Note that in the above example the number of ranks specified to mpprun matches the number of ranks allocated by SLURM. It is also possible to choose other values of -n in the mpprun command line. But such job spawning may not use the resources most optimally.

Example 2: Running a MPI + OpenMP hybrid job

For hybrid jobs, we need to tell the SLURM that we need both ranks and threads. This is illustrated in the example below:

$ ### example 2 ###
$ cd $MPPRUNTEST
$ wget -N https://www.nsc.liu.se/support/tutorials/mpprun/jacobi_mpiomp.sh
$ cat jacobi_mpiomp.sh
#!/bin/bash

#SBATCH -J jacobi_mpiomp
#SBATCH -t 00:05:00
#SBATCH -n 8	       ## allocate 4 MPI ranks
#SBATCH -c 4	       ## allocate 4 threads/rank
#SBATCH -o out_jacobi_mpiomp
#SBATCH -e err_jacobi_mpiomp

export OMP_NUM_THREADS=$SLURM_CPUS_PER_TASK   ## explicitly set this
mpprun jacobi_mpiomp

In the above example OMP_NUM_THREADS is set to 4. To run this example use:

$ sbatch -A $ACCOUNT_NAME jacobi_mpiomp.sh
Submitted batch job ........

In the example above 8 MPI ranks will be created. Each rank will run 4 threads.

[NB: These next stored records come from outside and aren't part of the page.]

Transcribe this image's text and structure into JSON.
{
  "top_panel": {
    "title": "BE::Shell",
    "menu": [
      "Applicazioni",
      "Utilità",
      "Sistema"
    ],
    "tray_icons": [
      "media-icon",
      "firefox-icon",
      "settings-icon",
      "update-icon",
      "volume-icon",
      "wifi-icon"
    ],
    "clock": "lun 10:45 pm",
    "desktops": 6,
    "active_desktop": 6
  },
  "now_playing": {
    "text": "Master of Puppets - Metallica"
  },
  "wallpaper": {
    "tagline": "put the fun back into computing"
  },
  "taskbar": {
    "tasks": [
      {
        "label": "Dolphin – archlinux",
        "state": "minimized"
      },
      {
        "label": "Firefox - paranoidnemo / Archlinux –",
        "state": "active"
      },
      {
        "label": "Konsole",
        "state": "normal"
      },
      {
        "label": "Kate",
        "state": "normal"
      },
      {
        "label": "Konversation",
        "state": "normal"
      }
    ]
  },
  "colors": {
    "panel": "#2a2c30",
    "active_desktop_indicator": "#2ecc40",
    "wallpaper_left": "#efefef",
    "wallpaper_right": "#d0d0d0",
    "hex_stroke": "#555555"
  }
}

Example 3: Debugging a parallel program with mpprun

Using mpprun we can easily launch DDT debugger tool. For debugging a program we need to first compile the code with -g option. We will use our example jacobi code.

$ cd $MPPRUNTEST
$ module load buildenv-intel/2018.u1-bare
$ mpif90 -g jacobi_mpiomp.F90 -o jacobi_mpi_dbg
$ module unload buildenv-intel/2018.u1-bare

In mpprun we only support interactive debugging. For using debugger via mpprun we will first allocate an interactive node

$ interactive -t 01:00:00 -n 32 -A $ACCOUNT_NAME
salloc: Granted job allocation ......
srun: Job step created

Once the allocation is made we can launch the DDT debugger as shown below:

$ module load allinea-DDT/21.0.2              ## Check and choose from DDT modules available
$ mpprun -ddt jacobi_mpi_dbg

The above commands will launch the DDT GUI. Please keep in mind that -ddt flag works only in the interactive environment and does not work in the batch mode.

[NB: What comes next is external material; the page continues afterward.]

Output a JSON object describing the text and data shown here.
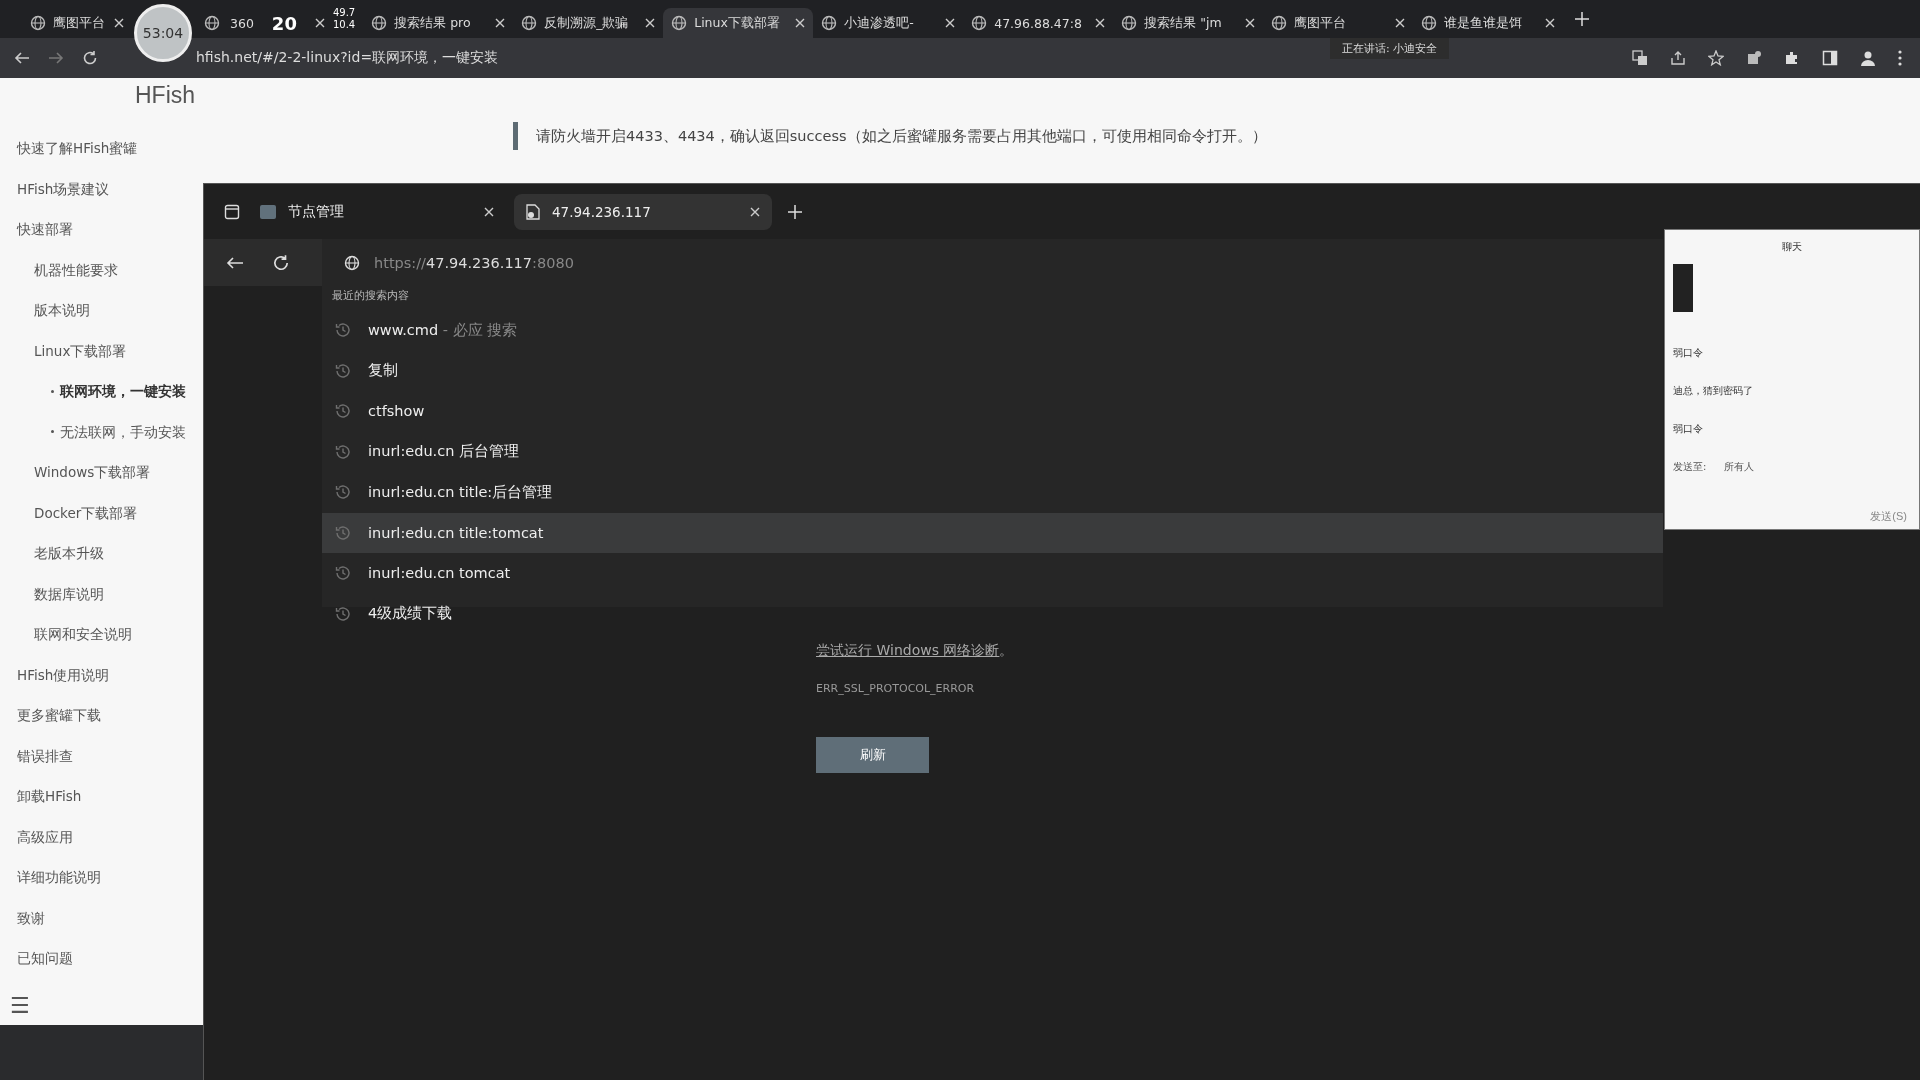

Within DDT GUI we can now run/debug the job. In this tutorial, we will not attempt to teach how to use different features of DDT. More details about DDT is available in the user manual.

DDT User guide

Example 4: Pass miscelleneous flags to mpprun

The complete list of mpprun flags which can be seen by:

$ mpprun -h

Some of the flags are developmental in nature and can not be tried by users in general. One flag that is of particular significance is --pass flag. If one wants to pass MPI distribution specific flag to MPI job then that can be done via the --pass flag. An example is shown here.

$ cd $MPPRUNTEST
$ wget -N https://www.nsc.liu.se/support/tutorials/mpprun/jacobi_mpi_pass-flag.sh
$ cat jacobi_mpi_pass-flag.sh
#!/bin/bash

#SBATCH -J jacobi_mpi_pass-flag
#SBATCH -t 00:05:00
#SBATCH -n 16
#SBATCH -o out_jacobi_mpi_pass-flag
#SBATCH -e err_jacobi_mpi_pass-flag

## this will fail ###
mpprun -print-rank-map jacobi_mpi

## this will run ###
mpprun --pass="-print-rank-map" jacobi_mpi

## this will run: pass two flags ###
mpprun --pass="-print-rank-map -prepend-rank" jacobi_mpi

In the above example script -print-rank-map is a flag specific to Intel MPI. It prints the rank map for the job. However -print-rank-map is not a mpprun flag. Hence, if this flag is passed directly to mpprun then the job will fail. However if it is passed through --pass="-print-rank-map" then mpprun will pass it to the underlying Intel MPI job launcher. Run the job as usual:

$ sbatch -A $ACCOUNT_NAME jacobi_mpi_pass-flag.sh
Submitted batch job ........

After the job is over check the output file out_jacobi_mpi_pass-flag.

Conclusion

After completing this tutorial one should be able to use mpprun to submit, debug jobs. Many of the NSC compiled binaries are mpprun compatible. Using mpprun will increase the chances of better utilization of resources. Another advantage of mpprun is that logs written by mpprun helps NSC support team in debugging job erros.